The aim of this study was to examine the presence and impact of genetic abnormalities in MBL.

The presence of MBL was investigated using flow cytometry in two groups of participants aged between 60 and 80 years. 1,520 participants had normal blood counts. 2,228 participants had lymphocytosis. 185 of the patients with lymphocytosis and MBL were monitored for an average of 6.7 years.

MBL was detected in 5.1% of participants with a normal blood count and in 13.9% with lymphocytosis. CLL was diagnosed in 1031 of the 2228 lymphocytosis patients (46.3%).

The frequency of specific genetic abnormalities in patients with lymphocytosis was comparable to that of CLL. These included deletions in the chromosome 13q14, additional copies of the chromosome 12, and abnormalities in IGHV genes.

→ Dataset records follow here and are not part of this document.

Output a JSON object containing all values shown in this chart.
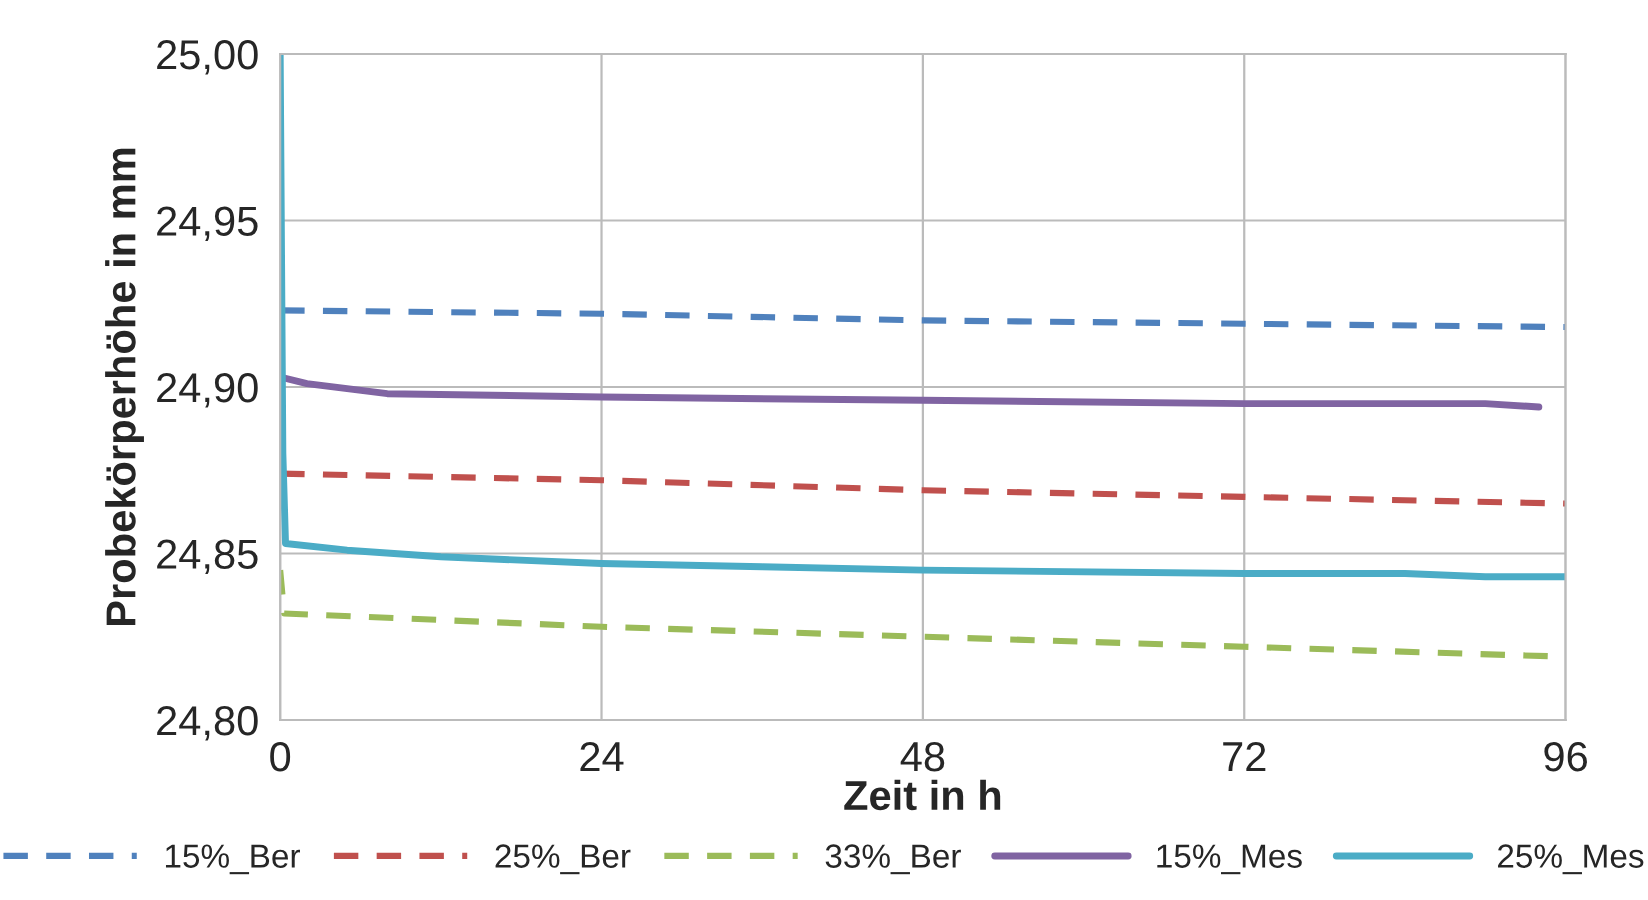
{
  "chart_data": {
    "type": "line",
    "xlabel": "Zeit in h",
    "ylabel": "Probekörperhöhe in mm",
    "xlim": [
      0,
      96
    ],
    "xticks": [
      0,
      24,
      48,
      72,
      96
    ],
    "ylim": [
      24.8,
      25.0
    ],
    "yticks": [
      {
        "value": 24.8,
        "label": "24,80"
      },
      {
        "value": 24.85,
        "label": "24,85"
      },
      {
        "value": 24.9,
        "label": "24,90"
      },
      {
        "value": 24.95,
        "label": "24,95"
      },
      {
        "value": 25.0,
        "label": "25,00"
      }
    ],
    "grid": true,
    "legend": "bottom",
    "marker": "none",
    "series": [
      {
        "name": "15%_Ber",
        "color": "#4f81bd",
        "line_style": "dashed",
        "x": [
          0,
          24,
          48,
          72,
          96
        ],
        "values": [
          24.923,
          24.922,
          24.92,
          24.919,
          24.918
        ]
      },
      {
        "name": "25%_Ber",
        "color": "#c0504d",
        "line_style": "dashed",
        "x": [
          0,
          24,
          48,
          72,
          96
        ],
        "values": [
          24.874,
          24.872,
          24.869,
          24.867,
          24.865
        ]
      },
      {
        "name": "33%_Ber",
        "color": "#9bbb59",
        "line_style": "dashed",
        "x": [
          0,
          0.3,
          24,
          48,
          72,
          96
        ],
        "values": [
          24.845,
          24.832,
          24.828,
          24.825,
          24.822,
          24.819
        ]
      },
      {
        "name": "15%_Mes",
        "color": "#8064a2",
        "line_style": "solid",
        "x": [
          0,
          2,
          8,
          24,
          48,
          72,
          90,
          94
        ],
        "values": [
          24.903,
          24.901,
          24.898,
          24.897,
          24.896,
          24.895,
          24.895,
          24.894
        ]
      },
      {
        "name": "25%_Mes",
        "color": "#4bacc6",
        "line_style": "solid",
        "x": [
          0,
          0.2,
          0.4,
          5,
          12,
          24,
          36,
          48,
          72,
          84,
          90,
          96
        ],
        "values": [
          25.0,
          24.88,
          24.853,
          24.851,
          24.849,
          24.847,
          24.846,
          24.845,
          24.844,
          24.844,
          24.843,
          24.843
        ]
      }
    ]
  }
}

Of the 185 monitored patients presenting with lymphocytosis and MBL, it further progressed in 51 (28%) patients and progressive CLL developed in 28 (15%). Chemotherapy was required in 13 patients (7%). A higher B-cell count predicted progressive lymphocytosis. 34% of patients died during the study period. Of these, 4 deaths were due to CLL. Age above 68 years and low red blood cell counts were predictive factors for death.